Paul Holes a ensuite appliqué les méthodes traditionnelles d’enquête pour éliminer les suspects. Il recherchait des personnes d'un certain âge qui pouvaient, géographiquement, être reliés aux différents lieux des crimes. Finalement, deux noms sont ressortis, dont celui de Joseph DeAngelo, un officier de la police de Sacramento à la retraite. Ce dernier a été mis sous surveillance et les enquêteurs ont pu récupérer un objet jeté par le suspect, sur lequel ils ont prélevé un échantillon d'ADN qui s'est révélé être identique à celui du tueur du Golden state.

Fin de l’histoire ? Pas tout à fait, car le rôle joué par GEDmatch dans cette affaire a suscité de vives inquiétudes quant à l’utilisation et la disponibilité de bases de données aussi personnelles que l’ADN. L'enquête de Paul Holes a prouvé "que la popularité croissante des tests ADN fait que beaucoup d’entre nous ont des morceaux de leur génome qui se retrouvent en ligne, même sans avoir jamais fait eux-mêmes de prélèvements", souligne le site Ars Technica. Il suffit qu’un cousin au troisième degré ait décidé de partager son ADN avec le monde sur un site comme GEDmatch. Car pour accéder à l’immense base de données de ce service, il suffit de se créer un compte gratuit.

"J’ai été stupéfait de ce qu'on pouvait faire avec cet outil", a reconnu Paul Holes dans le New York Times. D'autres sont moins enthousiastes : "Il [le "Golden state killer", NDLR] était un être horrible, mais est-ce que la fin justifie les moyens ?", s’interroge Malia Fullerton, spécialiste de l’éthique dans les enquêtes policière à l’université de Washington.

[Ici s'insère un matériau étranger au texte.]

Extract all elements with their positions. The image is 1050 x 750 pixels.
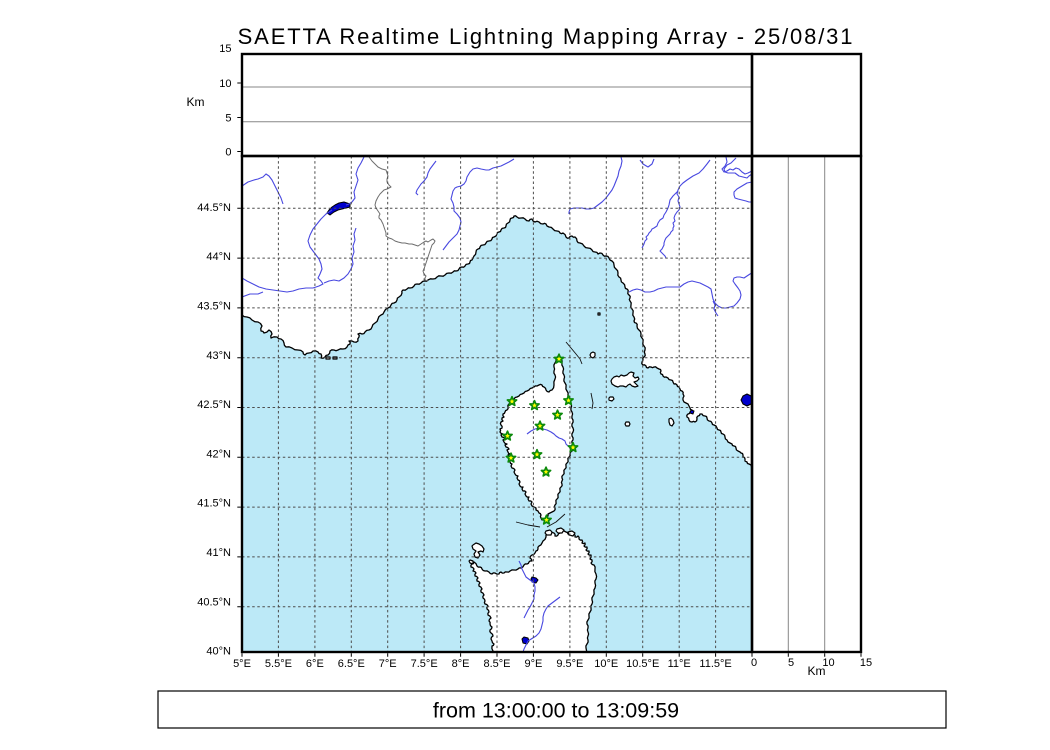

Les responsables du site GEDmatch ont, d’ailleurs, rapidement compris qu’il y avait un problème. Ils ont assuré, sur leur site, "n’avoir pas été contactés par les forces de l’ordre pour ces recherches généalogiques". Mais ils ont aussi reconnu que comme le site est public et gratuit, les personnes qui mettent leur ADN en ligne "doivent être conscientes que le service peut être utilisé pour d’autres raisons, comme l’identification de parents qui auraient pu commettre des crimes ou ont été victimes de crimes".